Macron and Le Pen to fight for presidency — what does it mean for French Muslims?
Emmanuel Macron and far-right rival Marine Le Pen will fight it out for the French presidency — but where do they stand on Islam and what does it mean for French Muslims?
Macron won the first first-round convincingly but polls suggest the run-off with Le Pen will be closer.
France has around 5.7 million Muslims, the largest Muslim population in western Europe. But Muslims in the country face discrimination, racial violence, and toxic political discourse, which has prompted many educated Muslims to flee the country.
Last month, the rector of Paris's historic Grand Mosque said anti-Islam rhetoric in the French presidential election campaign risks creating a “spiral of hatred" and warned the situation was similar to how Jewish people were discussed in the 1930s.
So what part have Macron and Len Pen played in this rhetoric?
French President Emmanuel Macron was elected in 2017 to oppose the far-right and be more inclusive and open. But instead critics argue the President has made France more inhospitable for Muslims.
In October 2020, Macron made a high-profile speech in which he said Islam was "experiencing a crisis" and claimed that Islam in France should be free from "foreign influences.” It prompted condemnation from the leaders across the Muslim world, including Turkey's Recep Erdoğan who questioned what problem Macron had with the faith and Muslims.
Critics say the government's controversial "separatism law" breaches religious freedom and is anti-Muslim. Macron's government has been accused by rights groups of using the legislation to dissolve civil society organisations and raid mosques, schools and Muslim-owned businesses.
Macron has also curbed foreign imams coming to France and urged the French Council of Muslim Faith (CFCM) to adopt the "Imam charter" to help create an “Islam of France." CFCM's complicity did not save it from getting dissolved — the group was later replaced with a new body set up by the government.
An academic report last year concluded that France's anti-Muslim agenda was the most troubling out of every other European country, and it lay the blame on Macron's door. "It is not a far-right government, but the Emmanuel Macron-led French government that concerned people around the world," said the report.
Marine Le Pen
Marine Le Pen is the far-right challenger to Macron. She was initially shaken by rival Eric Zemmour, who outflanked her on the anti-Muslim rhetoric.
But with other far-right candidates now out of the running, La Pen could benefit from their supporters as well as those that oppose Macron.
The leader of the National Rally party — previously National Front — wants to ban the hijab from all public places, including the streets, describing it as an “Islamist” piece of clothing.
Recently, when a European rights group produced a series of social media posts celebrating women in hijab, Le Pen tweeted: "It's when women take their veil off that they become free, not the other way around."
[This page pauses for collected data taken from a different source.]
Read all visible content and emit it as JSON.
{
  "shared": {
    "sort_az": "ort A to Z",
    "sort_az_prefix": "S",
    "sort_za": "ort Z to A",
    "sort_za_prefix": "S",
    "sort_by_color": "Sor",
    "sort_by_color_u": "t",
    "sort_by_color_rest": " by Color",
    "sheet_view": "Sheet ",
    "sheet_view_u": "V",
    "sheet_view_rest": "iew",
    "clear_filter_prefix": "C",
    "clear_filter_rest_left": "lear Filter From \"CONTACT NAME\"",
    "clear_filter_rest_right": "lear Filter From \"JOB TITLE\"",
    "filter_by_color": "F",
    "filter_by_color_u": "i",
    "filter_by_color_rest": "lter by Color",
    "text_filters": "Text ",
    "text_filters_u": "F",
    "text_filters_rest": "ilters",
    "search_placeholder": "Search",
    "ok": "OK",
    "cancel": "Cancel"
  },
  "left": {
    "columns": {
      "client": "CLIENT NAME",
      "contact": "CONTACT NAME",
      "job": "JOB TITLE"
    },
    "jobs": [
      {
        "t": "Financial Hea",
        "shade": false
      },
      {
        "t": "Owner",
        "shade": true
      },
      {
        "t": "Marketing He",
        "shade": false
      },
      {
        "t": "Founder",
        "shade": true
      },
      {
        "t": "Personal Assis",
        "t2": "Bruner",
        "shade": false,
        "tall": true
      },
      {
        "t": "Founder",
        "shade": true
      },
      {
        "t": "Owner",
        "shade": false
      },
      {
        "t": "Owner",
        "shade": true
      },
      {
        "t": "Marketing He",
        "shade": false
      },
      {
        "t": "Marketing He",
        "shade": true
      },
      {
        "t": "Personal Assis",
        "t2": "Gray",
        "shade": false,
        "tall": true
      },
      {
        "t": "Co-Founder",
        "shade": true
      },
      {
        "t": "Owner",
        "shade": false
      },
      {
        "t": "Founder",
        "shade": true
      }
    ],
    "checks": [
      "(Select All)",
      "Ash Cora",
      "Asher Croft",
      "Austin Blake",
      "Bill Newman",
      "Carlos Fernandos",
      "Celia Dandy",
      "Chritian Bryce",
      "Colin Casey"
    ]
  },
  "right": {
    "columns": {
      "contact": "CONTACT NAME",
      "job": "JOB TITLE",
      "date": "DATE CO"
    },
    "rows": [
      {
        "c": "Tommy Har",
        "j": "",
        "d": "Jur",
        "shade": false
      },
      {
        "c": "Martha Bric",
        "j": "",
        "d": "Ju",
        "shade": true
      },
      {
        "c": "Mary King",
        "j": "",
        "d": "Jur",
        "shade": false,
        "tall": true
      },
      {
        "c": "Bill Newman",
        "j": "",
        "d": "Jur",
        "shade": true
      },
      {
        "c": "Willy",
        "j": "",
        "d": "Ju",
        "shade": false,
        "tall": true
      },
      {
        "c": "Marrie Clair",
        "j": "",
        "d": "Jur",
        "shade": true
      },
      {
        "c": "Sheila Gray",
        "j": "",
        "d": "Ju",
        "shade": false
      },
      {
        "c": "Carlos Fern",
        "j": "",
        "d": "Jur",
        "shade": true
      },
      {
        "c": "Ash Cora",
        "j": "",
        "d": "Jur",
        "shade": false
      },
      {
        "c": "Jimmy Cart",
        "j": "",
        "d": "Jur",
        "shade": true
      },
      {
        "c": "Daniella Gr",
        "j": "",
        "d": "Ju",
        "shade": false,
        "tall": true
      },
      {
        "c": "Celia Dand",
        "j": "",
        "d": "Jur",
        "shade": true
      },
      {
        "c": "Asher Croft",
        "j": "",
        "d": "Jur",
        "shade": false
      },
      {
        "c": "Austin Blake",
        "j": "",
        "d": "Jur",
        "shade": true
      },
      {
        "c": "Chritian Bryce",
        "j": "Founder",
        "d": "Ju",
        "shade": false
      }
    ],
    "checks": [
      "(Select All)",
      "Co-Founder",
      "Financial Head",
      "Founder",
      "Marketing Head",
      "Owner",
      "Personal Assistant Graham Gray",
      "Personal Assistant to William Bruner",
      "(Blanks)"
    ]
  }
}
In 2010 she compared Muslims performing prayers in the street to France's Nazi occupation, while in 2021 she was cleared of hate speech charges after tweeting graphic pictures of Islamic State atrocities
Le Pen's father, Jean-Marie Le Pen, was the founder of the party and a hated figure amongst the Muslim and immigrant community. She claims to be less extreme than her father but still wants to change immigration laws and prioritise services for French citizens over immigrants.